Da Redação JM Notícia

O levantamento mais recente mostra que o Estado do Tocantins está com um dívida de R$ 1,374 bilhão, valor que ainda não considera os valores devidos aos servidos públicos que estão sem reajustes salariais.

Desse montante, R$ 345 milhões são devidos aos fornecedores e prestadores de serviço; R$ 244 milhões são devidos ao Instituto de Gestão Previdenciária do Estado do Tocantins (Igeprev-TO), além de outras despesas.

Os dois candidatos ao mandato tampão que estão no segundo turno, já listaram suas propostas para resolver esse problema financeiro do estado.

Mauro Carlesse (PHS) pretende fazer a redução sistemática no número de servidores contratados e nomeados; fazer a contenção de despesas e negociar as dívidas.

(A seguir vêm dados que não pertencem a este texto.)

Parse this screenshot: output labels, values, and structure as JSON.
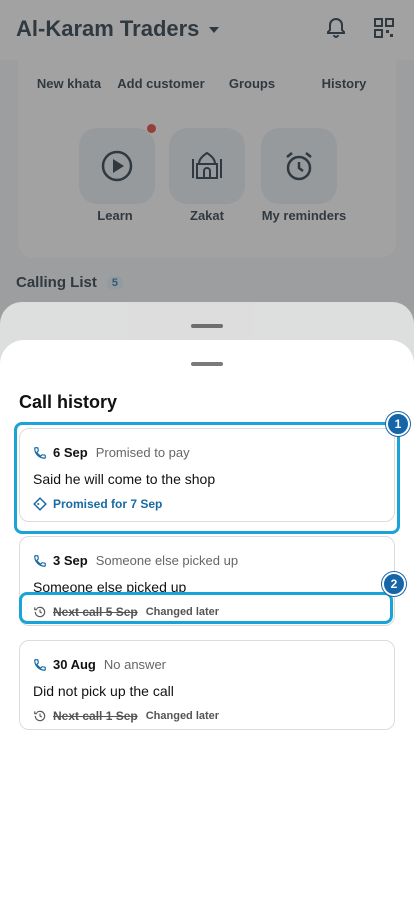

Carlesse declarou que o tempo do mandato tampão é curto para fazer grandes promessas, mas se comprometeu a garantir a estabilidade do Estado. Carlesse afirma que priorizará a estabilidade. "Não existe nenhum projeto viável para seis meses, a meta deve ser garantir estabilidade", declarou ele em entrevista ao Jornal do Tocantins.

Como governador interino, Carlesse chegou a fazer algumas exonerações para enxugar as despesas, mas por ordem judicial ele está impedido a contratar ou exonerar servidores.

Já Vicentinho Alves (PR) pretende reduzir as despesas de aluguel, passagens, diárias e materiais de consumo; promete tomar medidas de transparência, austeridade e organização da máquina pública; e finalizar operações de crédito em andamento para possibilitar investimentos.

Em sua visita a Porto Nacional, Vicentinho citou o equilíbrio fiscal como uma de suas proposta. "O portuense, como os tocantinenses, querem um governo de paz, de harmonia, de convergência, planejado e com equilíbrio fiscal, para recuperar a credibilidade do estado."